During the holidays, our household was a hybrid of cuisines and traditions. We celebrated Thanksgiving with ham and mashed potatoes, Christmas with empanadas and buñelos, and the Fourth with lemonade and hotdogs. Despite speaking the language and my familiarity with my parents’ native foods and culture, there will always exist interstices in the bond between an immigrant parent and their offspring.
In the case of my family, my mother and father strove to give their children all the material comfort their childhoods lacked, but how could I truly appreciate what I’ve always had? Vacations abroad allowed me to grapple with language barriers, getting lost on the subway during my first trip to Boston allowed me to briefly feel the thrill of wandering around a new city, but it’s a far cry from the deracination my parents experienced during their transition to America.

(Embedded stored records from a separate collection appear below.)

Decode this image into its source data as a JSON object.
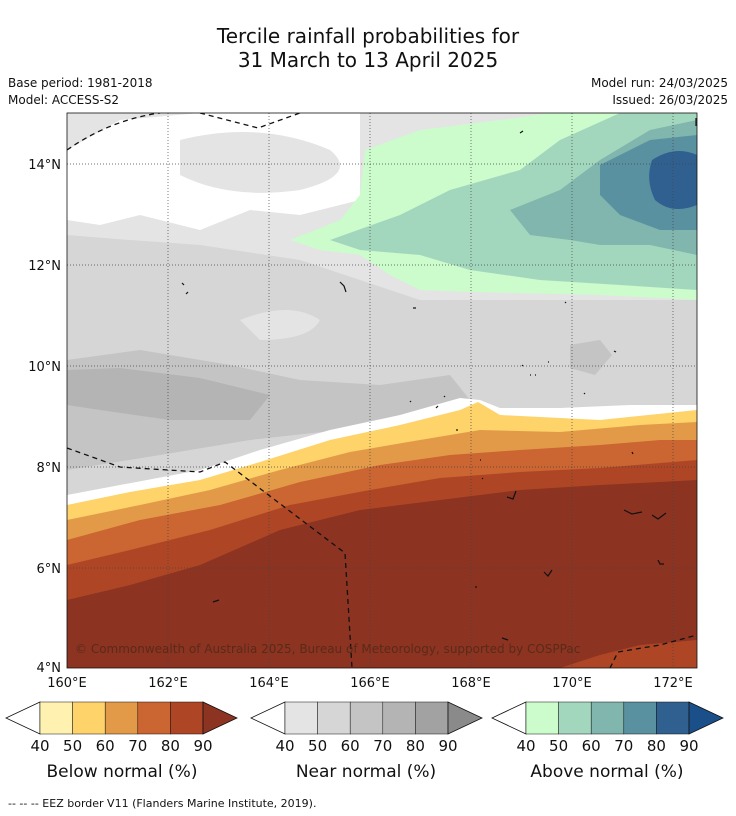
{
  "title_line1": "Tercile rainfall probabilities for",
  "title_line2": "31 March to 13 April 2025",
  "base_period": "Base period: 1981-2018",
  "model": "Model: ACCESS-S2",
  "model_run": "Model run: 24/03/2025",
  "issued": "Issued: 26/03/2025",
  "copyright": "© Commonwealth of Australia 2025, Bureau of Meteorology, supported by COSPPac",
  "footer": "-- -- -- EEZ border V11 (Flanders Marine Institute, 2019).",
  "lat_labels": [
    "14°N",
    "12°N",
    "10°N",
    "8°N",
    "6°N",
    "4°N"
  ],
  "lon_labels": [
    "160°E",
    "162°E",
    "164°E",
    "166°E",
    "168°E",
    "170°E",
    "172°E"
  ],
  "colorbars": [
    {
      "title": "Below normal (%)",
      "ticks": [
        "40",
        "50",
        "60",
        "70",
        "80",
        "90"
      ],
      "colors": [
        "#fff2b0",
        "#fdd36a",
        "#e39a48",
        "#cb6532",
        "#ae4626",
        "#8d3322"
      ]
    },
    {
      "title": "Near normal (%)",
      "ticks": [
        "40",
        "50",
        "60",
        "70",
        "80",
        "90"
      ],
      "colors": [
        "#e4e4e4",
        "#d6d6d6",
        "#c4c4c4",
        "#b4b4b4",
        "#a2a2a2",
        "#8a8a8a"
      ]
    },
    {
      "title": "Above normal (%)",
      "ticks": [
        "40",
        "50",
        "60",
        "70",
        "80",
        "90"
      ],
      "colors": [
        "#ccfbcc",
        "#a3d7bd",
        "#80b6ae",
        "#5a91a0",
        "#30608f",
        "#1a4f8a"
      ]
    }
  ]
}
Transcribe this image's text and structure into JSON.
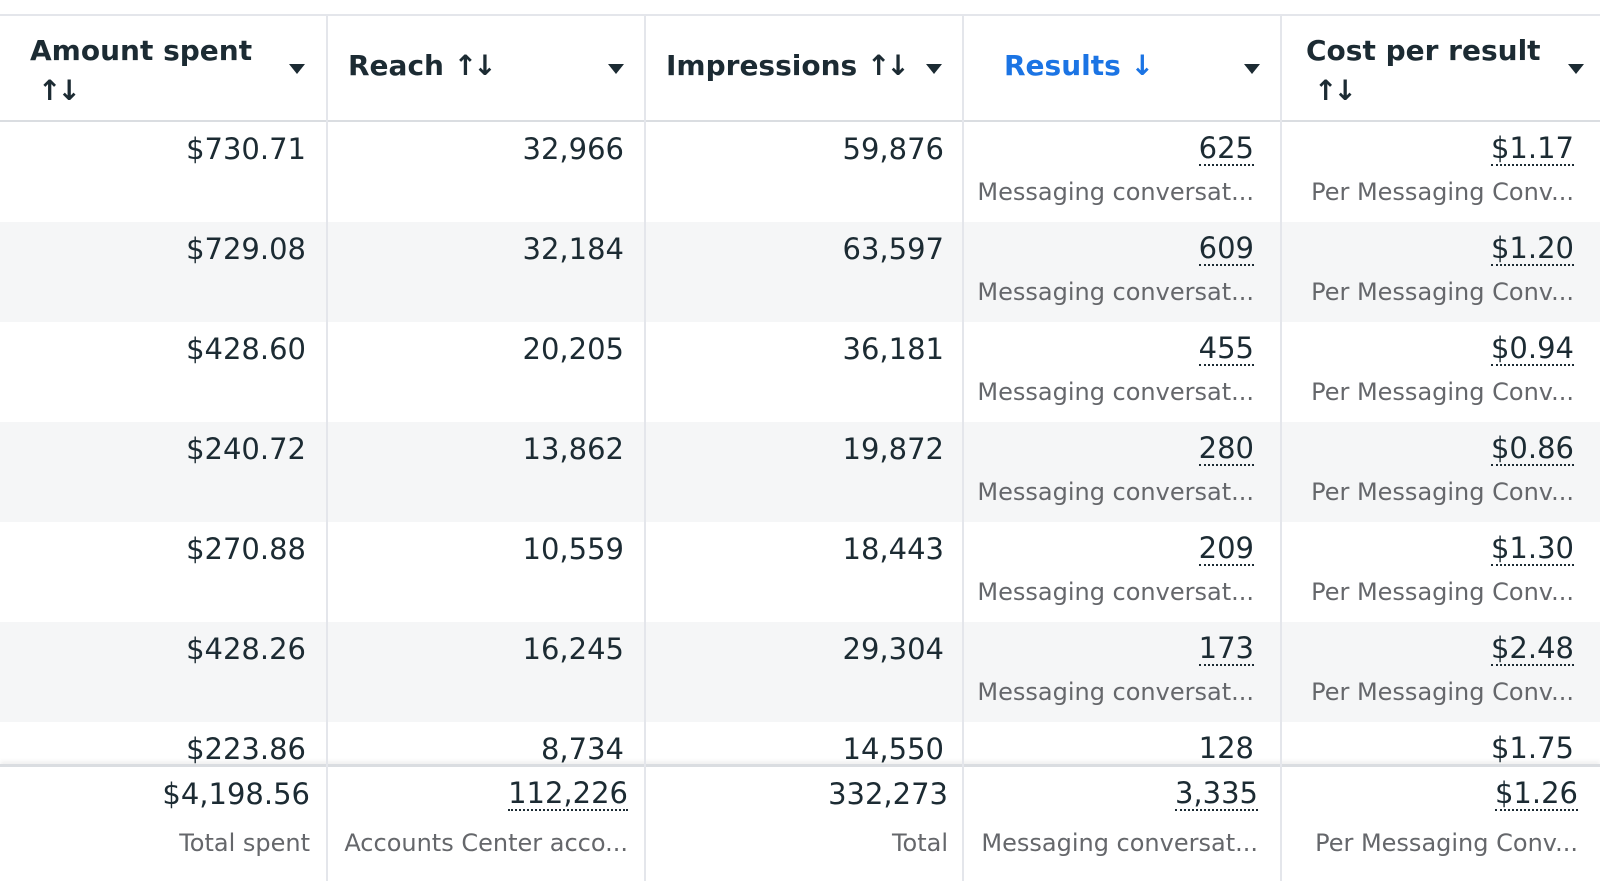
{
  "columns": [
    {
      "label": "Amount spent",
      "sort_icon": "↑↓",
      "active": false
    },
    {
      "label": "Reach",
      "sort_icon": "↑↓",
      "active": false
    },
    {
      "label": "Impressions",
      "sort_icon": "↑↓",
      "active": false
    },
    {
      "label": "Results",
      "sort_icon": "↓",
      "active": true
    },
    {
      "label": "Cost per result",
      "sort_icon": "↑↓",
      "active": false
    }
  ],
  "rows": [
    {
      "amount_spent": "$730.71",
      "reach": "32,966",
      "impressions": "59,876",
      "results": "625",
      "results_sub": "Messaging conversat...",
      "cost": "$1.17",
      "cost_sub": "Per Messaging Conv..."
    },
    {
      "amount_spent": "$729.08",
      "reach": "32,184",
      "impressions": "63,597",
      "results": "609",
      "results_sub": "Messaging conversat...",
      "cost": "$1.20",
      "cost_sub": "Per Messaging Conv..."
    },
    {
      "amount_spent": "$428.60",
      "reach": "20,205",
      "impressions": "36,181",
      "results": "455",
      "results_sub": "Messaging conversat...",
      "cost": "$0.94",
      "cost_sub": "Per Messaging Conv..."
    },
    {
      "amount_spent": "$240.72",
      "reach": "13,862",
      "impressions": "19,872",
      "results": "280",
      "results_sub": "Messaging conversat...",
      "cost": "$0.86",
      "cost_sub": "Per Messaging Conv..."
    },
    {
      "amount_spent": "$270.88",
      "reach": "10,559",
      "impressions": "18,443",
      "results": "209",
      "results_sub": "Messaging conversat...",
      "cost": "$1.30",
      "cost_sub": "Per Messaging Conv..."
    },
    {
      "amount_spent": "$428.26",
      "reach": "16,245",
      "impressions": "29,304",
      "results": "173",
      "results_sub": "Messaging conversat...",
      "cost": "$2.48",
      "cost_sub": "Per Messaging Conv..."
    },
    {
      "amount_spent": "$223.86",
      "reach": "8,734",
      "impressions": "14,550",
      "results": "128",
      "results_sub": "",
      "cost": "$1.75",
      "cost_sub": ""
    }
  ],
  "totals": {
    "amount_spent": "$4,198.56",
    "amount_spent_sub": "Total spent",
    "reach": "112,226",
    "reach_sub": "Accounts Center acco...",
    "impressions": "332,273",
    "impressions_sub": "Total",
    "results": "3,335",
    "results_sub": "Messaging conversat...",
    "cost": "$1.26",
    "cost_sub": "Per Messaging Conv..."
  },
  "colors": {
    "active_header": "#1b74e4",
    "row_alt": "#f5f6f7",
    "text": "#1c2b33",
    "subtext": "#65676b"
  }
}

To me, this day is more than a time to decorate our homes with bunting and flags. Today is a day of reflection. My love for this country is not blind. My own grandmother lived through U.S. intervention in Guatemala during the ‘50s, when tyranny masquerading as liberation resulted in the ousting of a democratically-elected president.
America’s checkered past isn’t limited to its foreign policy. The White House was built on the backs of the enslaved. Ideologies like Manifest Destiny consumed the lives of countless Native Americans. Even the 2008 financial crisis underscored the racial fault lines that persist in our housing industry.
However, asserting that America is entirely good or bad lacks a necessary nuance. When we celebrate the legacy of our founding fathers or the valor of the boys of Pointe Du Hoc, we are paying tribute to the ability of Americans to transcend fallibility and fear. Our ability to overcome struggles to create and protect an institution far greater than any one of us alone. But don’t get me wrong: this struggle isn’t reserved for grizzled veterans or the men who convened in Pennsylvania’s state house all those years ago. It extends to every single person who lives in the U.S.
Paeans to America are not the misguided babblings of indoctrinated citizens. They are the recognition that America can build on the vision set forth by those exceptional men who declared her independence 243 years ago. America is a frontier, an experiment grounded in the sacredness of the human spirit. A human spirit that has continually been, and must continue to be strengthened and remade by her citizenry. We are not perfect. No nation constructed by humanity ever will be. But America’s foundational ideas gave us a formula with which our government can be changed peacefully; even centuries ago it was clear the key to America’s survival lay in her ability to respond to humanity’s philosophical and democratic advancement.
Community by community, state by state, we are all part of a greater entity, each of us contributing to the formation of a more perfect union.